BEKASI - Pendekatan pembangunan pertanian tahun ini diarahkan ke kawasan korporasi yang terintegrasi dari hulu sampai hilir. Langkah Kementerian Pertanian dengan mencanangkan program Pro Paktani sebagai bentuk rekayasa kelembagaan petani dengan tata kelola usaha tani menjadi profesional dan modern.
Direktur Jenderal Tanaman Pangan Kementan, Suwandi mengatakan, salah satu pendekatannya adalah dengan mengelola usaha tani melalui satu manajemen berskala ekonomi yang menguntungkan.
“Kita tahu kan, selama ini usaha tani itu dikelola luasan kecil-kecil dan ada yang sendiri-sendiri, makanya kita dorong untuk kompak mereka berkorporasi, supaya dikelola lebih baik, banyak kemudahan dalam akses input sehingga kualitas input benih, pupuk, pestisida bagus semua, mudah akses modal, pelayanan teknologi maupun pasarnya,”ujarnya saat Rakor dengan distan dan penyuluh se-Jabar di Bekasi, Kamis (6/2/2020).

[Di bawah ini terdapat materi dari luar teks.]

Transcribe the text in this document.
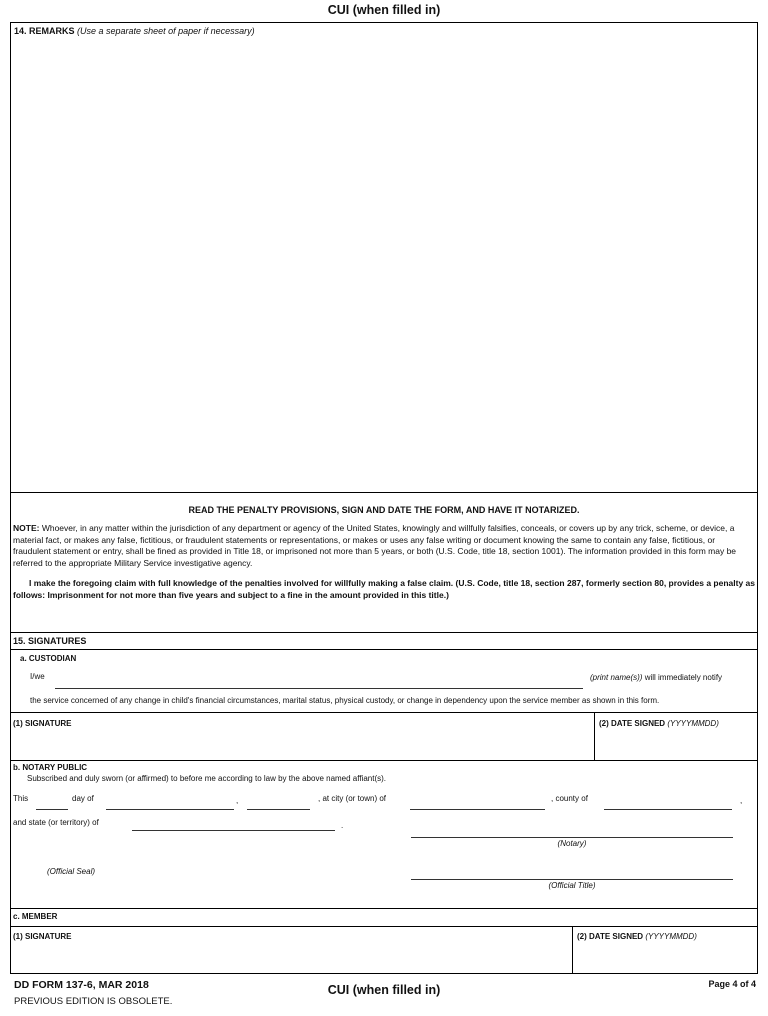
CUI (when filled in)
14. REMARKS (Use a separate sheet of paper if necessary)
READ THE PENALTY PROVISIONS, SIGN AND DATE THE FORM, AND HAVE IT NOTARIZED.
NOTE: Whoever, in any matter within the jurisdiction of any department or agency of the United States, knowingly and willfully falsifies, conceals, or covers up by any trick, scheme, or device, a material fact, or makes any false, fictitious, or fraudulent statements or representations, or makes or uses any false writing or document knowing the same to contain any false, fictitious, or fraudulent statement or entry, shall be fined as provided in Title 18, or imprisoned not more than 5 years, or both (U.S. Code, title 18, section 1001). The information provided in this form may be referred to the appropriate Military Service investigative agency.
I make the foregoing claim with full knowledge of the penalties involved for willfully making a false claim. (U.S. Code, title 18, section 287, formerly section 80, provides a penalty as follows: Imprisonment for not more than five years and subject to a fine in the amount provided in this title.)
15. SIGNATURES
a. CUSTODIAN
I/we	(print name(s)) will immediately notify
the service concerned of any change in child's financial circumstances, marital status, physical custody, or change in dependency upon the service member as shown in this form.
(1) SIGNATURE	(2) DATE SIGNED (YYYYMMDD)
b. NOTARY PUBLIC
Subscribed and duly sworn (or affirmed) to before me according to law by the above named affiant(s).
This	day of	,	, at city (or town) of	, county of	,
and state (or territory) of	.
(Notary)
(Official Seal)
(Official Title)
c. MEMBER
(1) SIGNATURE	(2) DATE SIGNED (YYYYMMDD)
DD FORM 137-6, MAR 2018
PREVIOUS EDITION IS OBSOLETE.
CUI (when filled in)	Page 4 of 4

Untuk lebih memahami Pro Paktani, Suwandi mengenalkan bagaimana konsep yang dirancang untuk menjadikan kelembagaan petani naik kelas. Dari awalnya Kelompok tani, bergabung jadi gapoktan kemudian bergabung lagi menjadi berbasis korporasi. Untuk lahannya tetap dari existing yang ada, lahan hamparan yang ada dirancang dalam klaster tanpa mengurangi batas batas kepemilikan lahan, namun menyatukan dalam satu manajemen sehingga berskala ekonomi.
“Ini ruang lingkup korporasi petani, mereka membentuk kelompok yang kuat di lahan yang ada dikelola sehingga skalanya lebih luas, jadi hamparan itu termanage dengan baik nanti,” tambahnya.